AUSTIN, Texas – The University of Texas at Austin has launched a new online portal tracking hospital capacity in 22 regions throughout the state and using that data to predict what's next to come with the pandemic.


What You Need To Know

  • Portal available for anyone in the public to use

  • Shows hospital and ICU capacity per region

  • Predicts whether pandemic numbers are rising or falling

The portal was created by the school’s COVID-19 Modeling Consortium and launched Monday.

According to the university, researchers combine data on how many people are hospitalized in a region with anonymous cellphone mobility data in those same areas to predict how the pandemic might progress.

The school first used this technique with data in the Austin area. Lauren Ancel Meyers, director of the UT COVID-19 modeling consortium and a professor of integrative biology explains the data can be used to help make decisions for how individual communities should move forward during the pandemic.

“This provides important information for navigating the pandemic in the months ahead,” Meyers said in a news release. “People across the state can use this data to track the risks in their own community and decide when it may be time to enact or relax control measures.”

If you’re looking at the data, one of the first numbers you want to look for is the reproduction number, known as R(t) according to researchers.

Once you select a specific location in the portal, you’ll notice that number on the left under the drop down if you’re viewing on a desktop computer.

Screenshot of part of the The University of Texas COVID-19 Modeling Consortium's online portal for the Austin-area on September 15, 2020. (Courtesy: UT Austin)

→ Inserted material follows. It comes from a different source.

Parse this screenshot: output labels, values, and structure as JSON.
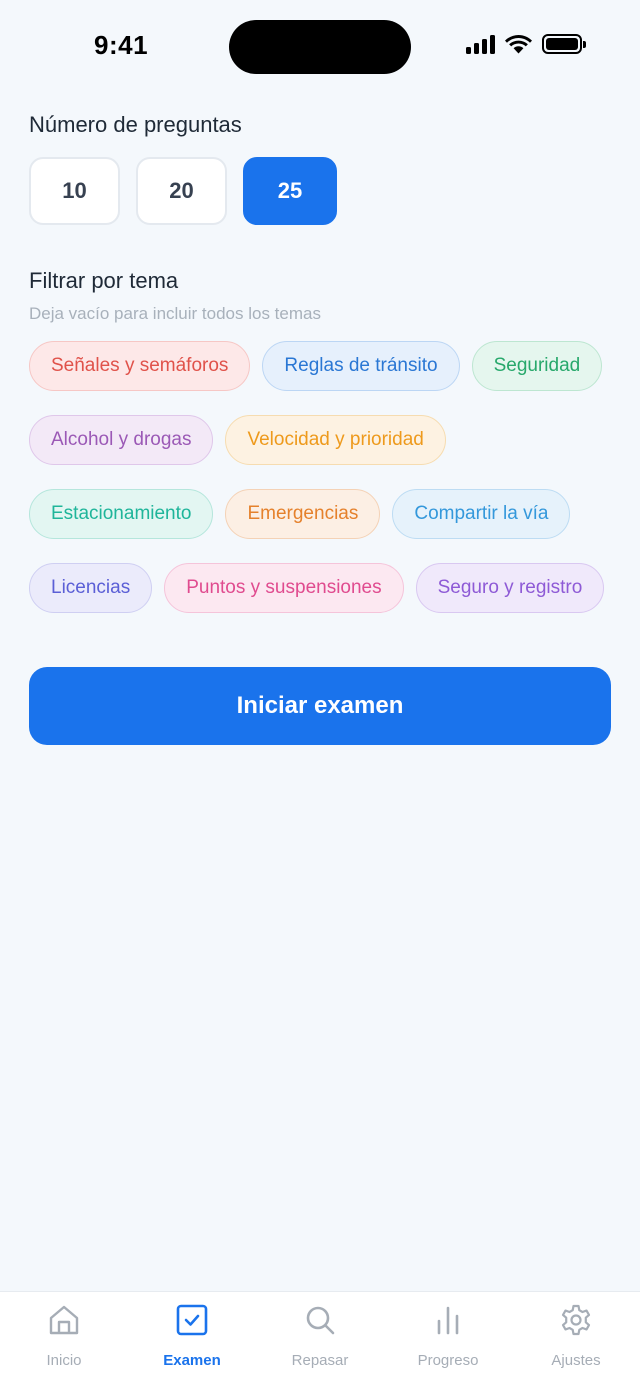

The reproduction number is the likelihood of someone with COVID-19 infecting another person. If that number is one, that means someone is likely to infect one other person. If that number is greater than one, researchers say the pandemic is likely on the rise in the area. If it’s less than one, then the pandemic may be declining.

Researchers with the project, though, say that if people keep up “mitigating behavior,” like social distancing and mask wearing, it’s unlikely that the state will reach hospital or ICU capacity this September.

“There is some concern that when the flu season picks up, as it usually does, some of the hospital and ICU capacity could be taken up by flu cases, leaving less room for COVID-19 patients,” said Spencer Fox, associate director of the UT COVID-19 Modeling Consortium in a press release.